There is an all-purpose word for chaos, mess, tumult, or commotion in modern Hebrew: balagan. It passed into my everyday vocabulary when I lived in Israel. For example, my wife and I use it to describe the state of the household after the grandparents have visited and spun up the kids. The word just rolls off the tongue: ba-la-gan. I have caught myself using the word even with people who don’t speak Hebrew, much to their confusion.

Today, I was surprised to see it used in the headline of an AP story in Yahoo! News.  The story is about how the Israeli security establishment views the latest developments in the Syrian Civil War.  Does the use of the word in a headline portend  the passing of the word into English as a loan word?

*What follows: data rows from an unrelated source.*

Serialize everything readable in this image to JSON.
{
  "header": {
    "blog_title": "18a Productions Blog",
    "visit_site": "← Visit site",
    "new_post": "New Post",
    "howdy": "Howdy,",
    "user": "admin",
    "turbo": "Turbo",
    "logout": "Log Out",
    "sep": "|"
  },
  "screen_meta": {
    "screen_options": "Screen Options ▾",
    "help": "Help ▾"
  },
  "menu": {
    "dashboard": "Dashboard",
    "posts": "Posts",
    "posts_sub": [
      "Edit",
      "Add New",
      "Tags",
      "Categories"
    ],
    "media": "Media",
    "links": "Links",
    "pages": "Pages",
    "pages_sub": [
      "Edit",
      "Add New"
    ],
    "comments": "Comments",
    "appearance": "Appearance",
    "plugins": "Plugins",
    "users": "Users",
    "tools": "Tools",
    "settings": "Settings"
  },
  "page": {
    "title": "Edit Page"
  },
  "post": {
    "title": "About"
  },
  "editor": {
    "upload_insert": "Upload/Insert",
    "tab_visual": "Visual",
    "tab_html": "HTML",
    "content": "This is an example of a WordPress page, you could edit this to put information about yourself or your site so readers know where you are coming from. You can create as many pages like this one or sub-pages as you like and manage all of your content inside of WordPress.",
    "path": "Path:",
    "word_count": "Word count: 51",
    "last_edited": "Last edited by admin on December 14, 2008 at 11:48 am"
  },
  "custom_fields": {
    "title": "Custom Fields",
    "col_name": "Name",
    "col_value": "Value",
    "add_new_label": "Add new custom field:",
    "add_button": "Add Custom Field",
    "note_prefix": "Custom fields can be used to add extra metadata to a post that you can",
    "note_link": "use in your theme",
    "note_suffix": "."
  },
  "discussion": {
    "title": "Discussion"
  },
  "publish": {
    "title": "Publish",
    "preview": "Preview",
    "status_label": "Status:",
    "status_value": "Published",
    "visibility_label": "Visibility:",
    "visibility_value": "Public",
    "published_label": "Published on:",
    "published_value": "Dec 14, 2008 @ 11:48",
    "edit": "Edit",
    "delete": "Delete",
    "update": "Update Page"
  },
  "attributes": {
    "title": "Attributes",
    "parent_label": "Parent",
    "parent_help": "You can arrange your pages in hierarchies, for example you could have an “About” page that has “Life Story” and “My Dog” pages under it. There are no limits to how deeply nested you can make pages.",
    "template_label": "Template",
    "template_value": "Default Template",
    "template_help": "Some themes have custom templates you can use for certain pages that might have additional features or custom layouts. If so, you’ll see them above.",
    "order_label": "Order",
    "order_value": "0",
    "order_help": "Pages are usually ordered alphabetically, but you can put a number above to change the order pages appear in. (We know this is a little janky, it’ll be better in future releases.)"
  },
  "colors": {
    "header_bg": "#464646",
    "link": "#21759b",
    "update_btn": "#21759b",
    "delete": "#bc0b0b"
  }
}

The word itself is not originally Hebrew.  This article from Haaretz describes the travels of this wonderful word.   It passed into modern Hebrew via Russian to describe the temporary dwellings used by traveling puppet shows. The word’s origin is actually in Persian, meaning a yurt. Passing into English would make it a loan of a loan of a loan word. The word will have changed hands more times than a sub-prime mortgage in 2007.